Anders ist das im Urlaub: Wer FKK-Ferien am Meer verbringen will, benötigt meist keinen FKK-Ausweis. Allerdings berechnen einige der freizügigen Ferienzentren in Jugoslawien und Frankreich bei „Ausweislosen“ einen Aufschlag zum Aufenthaltspreis. Wer dagegen die FKK-Vereinsgelände im Landesinnern von Frankreich, Holland, Dänemark und Großbritannien aufsuchen will, muß sich in der Regel als förderndes Mitglied des DFK ausweisen.
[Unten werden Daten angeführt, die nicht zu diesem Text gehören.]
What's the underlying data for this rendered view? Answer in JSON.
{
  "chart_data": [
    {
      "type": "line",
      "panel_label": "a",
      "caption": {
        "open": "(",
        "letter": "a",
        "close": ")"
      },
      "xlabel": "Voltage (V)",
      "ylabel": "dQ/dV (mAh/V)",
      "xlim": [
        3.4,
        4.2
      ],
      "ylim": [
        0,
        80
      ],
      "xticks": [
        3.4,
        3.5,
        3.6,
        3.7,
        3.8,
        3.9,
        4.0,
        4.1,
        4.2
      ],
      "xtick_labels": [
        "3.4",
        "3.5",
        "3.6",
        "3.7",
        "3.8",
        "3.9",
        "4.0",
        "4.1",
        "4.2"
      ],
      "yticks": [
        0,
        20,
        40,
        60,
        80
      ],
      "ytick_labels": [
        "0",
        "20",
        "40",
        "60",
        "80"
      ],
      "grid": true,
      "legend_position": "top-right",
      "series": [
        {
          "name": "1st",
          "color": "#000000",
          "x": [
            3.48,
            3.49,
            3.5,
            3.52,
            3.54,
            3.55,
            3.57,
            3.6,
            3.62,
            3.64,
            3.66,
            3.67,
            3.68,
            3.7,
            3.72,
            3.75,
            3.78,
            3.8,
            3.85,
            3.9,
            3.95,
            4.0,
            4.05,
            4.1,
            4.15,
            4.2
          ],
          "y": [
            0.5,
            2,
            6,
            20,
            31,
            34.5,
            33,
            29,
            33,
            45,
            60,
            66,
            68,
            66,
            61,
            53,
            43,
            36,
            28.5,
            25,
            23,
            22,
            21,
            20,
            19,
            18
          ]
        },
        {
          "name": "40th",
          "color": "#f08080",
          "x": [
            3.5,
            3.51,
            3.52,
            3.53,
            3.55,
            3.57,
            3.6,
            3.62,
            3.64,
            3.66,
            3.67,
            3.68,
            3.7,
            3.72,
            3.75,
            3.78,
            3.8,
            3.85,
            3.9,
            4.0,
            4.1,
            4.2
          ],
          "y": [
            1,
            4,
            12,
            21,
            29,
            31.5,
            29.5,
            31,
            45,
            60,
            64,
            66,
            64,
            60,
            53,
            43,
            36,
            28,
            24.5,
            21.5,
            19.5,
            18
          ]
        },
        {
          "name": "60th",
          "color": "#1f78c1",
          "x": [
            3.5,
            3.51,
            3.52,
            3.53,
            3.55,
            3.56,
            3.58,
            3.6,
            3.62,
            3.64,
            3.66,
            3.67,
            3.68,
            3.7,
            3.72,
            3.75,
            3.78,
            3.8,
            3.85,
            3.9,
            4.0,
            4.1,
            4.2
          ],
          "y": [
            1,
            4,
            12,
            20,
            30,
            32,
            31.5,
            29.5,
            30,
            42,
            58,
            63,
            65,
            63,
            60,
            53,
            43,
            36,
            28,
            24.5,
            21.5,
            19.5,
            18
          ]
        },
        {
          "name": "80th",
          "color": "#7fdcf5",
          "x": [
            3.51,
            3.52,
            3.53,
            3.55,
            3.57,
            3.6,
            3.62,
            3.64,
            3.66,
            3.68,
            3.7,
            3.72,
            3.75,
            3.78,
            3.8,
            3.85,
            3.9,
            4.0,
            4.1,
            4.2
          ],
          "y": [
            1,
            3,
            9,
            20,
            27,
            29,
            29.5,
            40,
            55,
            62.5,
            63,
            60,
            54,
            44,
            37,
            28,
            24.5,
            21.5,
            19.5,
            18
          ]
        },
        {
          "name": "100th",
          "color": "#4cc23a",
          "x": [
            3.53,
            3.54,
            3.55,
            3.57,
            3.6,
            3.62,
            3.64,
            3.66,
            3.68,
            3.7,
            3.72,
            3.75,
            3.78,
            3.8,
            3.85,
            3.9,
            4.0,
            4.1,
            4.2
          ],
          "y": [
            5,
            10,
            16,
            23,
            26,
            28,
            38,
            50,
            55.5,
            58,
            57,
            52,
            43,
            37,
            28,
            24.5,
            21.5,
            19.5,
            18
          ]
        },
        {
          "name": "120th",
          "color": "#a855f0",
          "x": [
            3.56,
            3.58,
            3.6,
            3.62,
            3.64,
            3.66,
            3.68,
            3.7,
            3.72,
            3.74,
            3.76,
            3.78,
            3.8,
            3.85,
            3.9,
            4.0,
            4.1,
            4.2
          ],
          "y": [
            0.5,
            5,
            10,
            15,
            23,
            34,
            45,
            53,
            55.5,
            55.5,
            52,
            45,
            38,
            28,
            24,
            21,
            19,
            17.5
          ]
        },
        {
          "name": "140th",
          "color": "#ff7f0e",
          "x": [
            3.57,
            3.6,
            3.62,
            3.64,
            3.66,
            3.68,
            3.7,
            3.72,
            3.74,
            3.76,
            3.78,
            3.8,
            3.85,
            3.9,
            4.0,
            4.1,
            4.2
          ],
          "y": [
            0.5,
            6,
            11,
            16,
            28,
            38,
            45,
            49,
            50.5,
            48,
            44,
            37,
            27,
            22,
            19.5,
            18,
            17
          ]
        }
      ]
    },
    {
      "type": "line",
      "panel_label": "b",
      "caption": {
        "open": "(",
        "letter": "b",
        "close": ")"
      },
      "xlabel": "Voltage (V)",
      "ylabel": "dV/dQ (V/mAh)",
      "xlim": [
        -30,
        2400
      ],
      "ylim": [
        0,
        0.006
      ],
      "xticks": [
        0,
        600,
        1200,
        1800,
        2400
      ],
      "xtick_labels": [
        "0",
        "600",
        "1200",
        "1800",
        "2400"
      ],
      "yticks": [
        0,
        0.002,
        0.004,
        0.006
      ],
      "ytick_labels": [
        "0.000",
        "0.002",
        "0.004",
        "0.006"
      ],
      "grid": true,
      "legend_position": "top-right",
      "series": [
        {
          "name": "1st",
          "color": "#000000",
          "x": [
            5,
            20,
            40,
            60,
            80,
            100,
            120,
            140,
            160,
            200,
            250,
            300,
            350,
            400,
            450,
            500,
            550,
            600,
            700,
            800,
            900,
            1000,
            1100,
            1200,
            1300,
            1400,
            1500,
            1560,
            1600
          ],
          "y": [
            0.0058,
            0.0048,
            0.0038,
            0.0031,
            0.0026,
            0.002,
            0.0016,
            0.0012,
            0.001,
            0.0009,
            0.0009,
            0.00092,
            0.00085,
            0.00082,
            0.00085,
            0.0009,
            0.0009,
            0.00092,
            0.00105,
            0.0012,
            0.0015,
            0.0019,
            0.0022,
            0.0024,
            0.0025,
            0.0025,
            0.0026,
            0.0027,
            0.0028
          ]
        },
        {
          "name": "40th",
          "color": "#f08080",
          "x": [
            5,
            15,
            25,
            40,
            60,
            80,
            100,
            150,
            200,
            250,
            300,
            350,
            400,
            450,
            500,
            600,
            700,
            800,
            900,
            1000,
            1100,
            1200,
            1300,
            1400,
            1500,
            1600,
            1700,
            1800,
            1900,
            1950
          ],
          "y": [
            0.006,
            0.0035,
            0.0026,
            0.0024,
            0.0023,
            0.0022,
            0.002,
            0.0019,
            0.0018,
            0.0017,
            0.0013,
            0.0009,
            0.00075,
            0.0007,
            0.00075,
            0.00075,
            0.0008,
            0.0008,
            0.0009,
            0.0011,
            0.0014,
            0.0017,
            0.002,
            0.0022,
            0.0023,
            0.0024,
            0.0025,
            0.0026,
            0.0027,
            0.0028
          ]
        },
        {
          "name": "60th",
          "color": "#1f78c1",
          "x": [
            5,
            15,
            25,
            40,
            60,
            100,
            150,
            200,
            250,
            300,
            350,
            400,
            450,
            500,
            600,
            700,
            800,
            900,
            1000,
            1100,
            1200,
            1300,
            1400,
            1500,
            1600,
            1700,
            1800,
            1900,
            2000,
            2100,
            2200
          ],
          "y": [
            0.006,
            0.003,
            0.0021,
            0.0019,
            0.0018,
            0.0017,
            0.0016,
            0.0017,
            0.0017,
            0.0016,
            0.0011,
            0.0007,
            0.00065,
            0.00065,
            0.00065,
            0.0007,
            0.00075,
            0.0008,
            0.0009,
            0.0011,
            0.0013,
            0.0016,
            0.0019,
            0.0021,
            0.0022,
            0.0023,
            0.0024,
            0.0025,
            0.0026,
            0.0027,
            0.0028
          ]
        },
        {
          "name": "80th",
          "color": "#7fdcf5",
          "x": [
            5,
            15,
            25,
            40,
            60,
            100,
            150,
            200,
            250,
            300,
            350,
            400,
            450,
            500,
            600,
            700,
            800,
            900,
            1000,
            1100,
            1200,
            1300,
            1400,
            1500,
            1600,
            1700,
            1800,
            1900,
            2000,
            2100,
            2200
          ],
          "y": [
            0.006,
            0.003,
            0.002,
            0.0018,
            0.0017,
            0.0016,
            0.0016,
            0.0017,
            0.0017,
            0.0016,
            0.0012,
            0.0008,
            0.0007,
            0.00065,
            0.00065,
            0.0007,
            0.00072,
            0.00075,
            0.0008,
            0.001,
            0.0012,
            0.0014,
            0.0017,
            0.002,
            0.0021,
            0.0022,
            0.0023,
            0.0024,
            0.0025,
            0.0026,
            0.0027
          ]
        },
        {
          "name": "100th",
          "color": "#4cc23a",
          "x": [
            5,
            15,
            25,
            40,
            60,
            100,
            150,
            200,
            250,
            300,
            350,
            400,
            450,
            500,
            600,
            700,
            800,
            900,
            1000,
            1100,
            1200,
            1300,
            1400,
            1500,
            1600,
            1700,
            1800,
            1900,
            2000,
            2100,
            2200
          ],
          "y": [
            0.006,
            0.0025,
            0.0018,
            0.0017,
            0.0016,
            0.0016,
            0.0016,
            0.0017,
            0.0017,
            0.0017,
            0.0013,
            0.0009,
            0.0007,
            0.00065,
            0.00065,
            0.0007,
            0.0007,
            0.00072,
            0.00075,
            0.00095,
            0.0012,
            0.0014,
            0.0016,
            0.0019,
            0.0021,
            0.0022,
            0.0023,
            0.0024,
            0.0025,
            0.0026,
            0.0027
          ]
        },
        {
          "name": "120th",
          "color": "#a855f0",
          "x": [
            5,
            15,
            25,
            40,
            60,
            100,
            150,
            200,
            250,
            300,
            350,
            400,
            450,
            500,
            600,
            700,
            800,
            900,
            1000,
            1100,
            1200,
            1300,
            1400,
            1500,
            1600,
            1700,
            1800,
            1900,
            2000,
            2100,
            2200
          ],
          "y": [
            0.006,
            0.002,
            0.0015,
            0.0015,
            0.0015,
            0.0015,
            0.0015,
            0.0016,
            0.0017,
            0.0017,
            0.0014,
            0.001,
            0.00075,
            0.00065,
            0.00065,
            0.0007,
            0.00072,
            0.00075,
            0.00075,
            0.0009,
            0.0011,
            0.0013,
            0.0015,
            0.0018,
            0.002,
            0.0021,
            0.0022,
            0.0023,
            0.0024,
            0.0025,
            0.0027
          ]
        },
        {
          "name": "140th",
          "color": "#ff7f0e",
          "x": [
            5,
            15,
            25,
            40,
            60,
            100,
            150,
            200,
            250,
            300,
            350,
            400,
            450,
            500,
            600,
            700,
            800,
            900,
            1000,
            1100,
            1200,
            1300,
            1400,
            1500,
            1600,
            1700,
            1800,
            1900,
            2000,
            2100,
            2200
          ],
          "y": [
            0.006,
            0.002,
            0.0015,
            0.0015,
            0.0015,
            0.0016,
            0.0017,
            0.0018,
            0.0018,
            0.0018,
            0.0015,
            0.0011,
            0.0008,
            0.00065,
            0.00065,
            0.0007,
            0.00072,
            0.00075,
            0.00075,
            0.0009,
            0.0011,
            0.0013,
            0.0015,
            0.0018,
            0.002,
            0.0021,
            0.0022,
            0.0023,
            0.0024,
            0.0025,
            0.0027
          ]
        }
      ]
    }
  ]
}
FKK-Urlaub mit Reiseveranstaltern

Im Jahre 1959 begannen die beiden Münchner Reiseunternehmen Miramare und Isaria mit der Werbung für „Sonnenreisen“, die genaugenommen die ersten FKK-Pauschalaufenthalte waren. 1966 kam das Bad Nauheimer Reiseunternehmen Oböna erstmals mit einem nur auf FKK-Reisen spezialisierten Programm auf den Markt. Zwei Jahre später folgte die Touropa. Seitdem verweisen immer mehr Reiseveranstalter in ihren Katalogen auf FKK-Strände und FKK-Ferienzentren. In diesem Jahr führen elf große Reiseveranstalter und die drei auf Nacktferien spezialisierten Reiseunternehmen FKK-Angebote in ihren Katalogen. Dabei konzentrieren sich die Pauschalreisen auf 50 FKK-Zielorte in vier Ländern. Es gibt darüber hinaus natürlich noch eine Vielzahl weiterer FKK-Strände, die aber bisher von keinem Reiseveranstalter angeboten werden. Der Grund: Diese Strände liegen meist abseits von Bahnlinien und Flugplätzen, viele auch an schwer zugänglichen Küstenabschnitten oder auf Inseln.

FKK-Reiseführer

Über die Erholungsparks von FKK-Vereinen, über textilfreie Strände und Ferienanlagen im In- und Ausland informiert der alljährlich erscheinende Reiseführer „Die schönsten FKK-Gelände in Europa“ (Danehl’s Verlag, 2 Hamburg 50, Postfach 50 03 44, Preis 8,50 Mark). FKK-Campingplätze in Europa und Zeltplätze, die in der Nähe von FKK-Stränden ohne Zeltmöglichkeit liegen, findet man im FKK-Teil des Campingführers des Deutschen Campingclubs (in allen Buchhandlungen erhältlich, Preis 9,80 Mark). Über FKK-Touristik berichtet laufend die Zeitschrift des DFK (Bezug für Mitglieder kostenlos). Der im Vorjahr neu aufgelegte, doch in seinen Angaben völlig veraltete „Vereinsführer“ der Internationalen Naturistenvereinigung INF eignet sich nicht für Urlaubsreisen, da er ausschließlich auf die interne Mitgliederinformation abgestellt ist.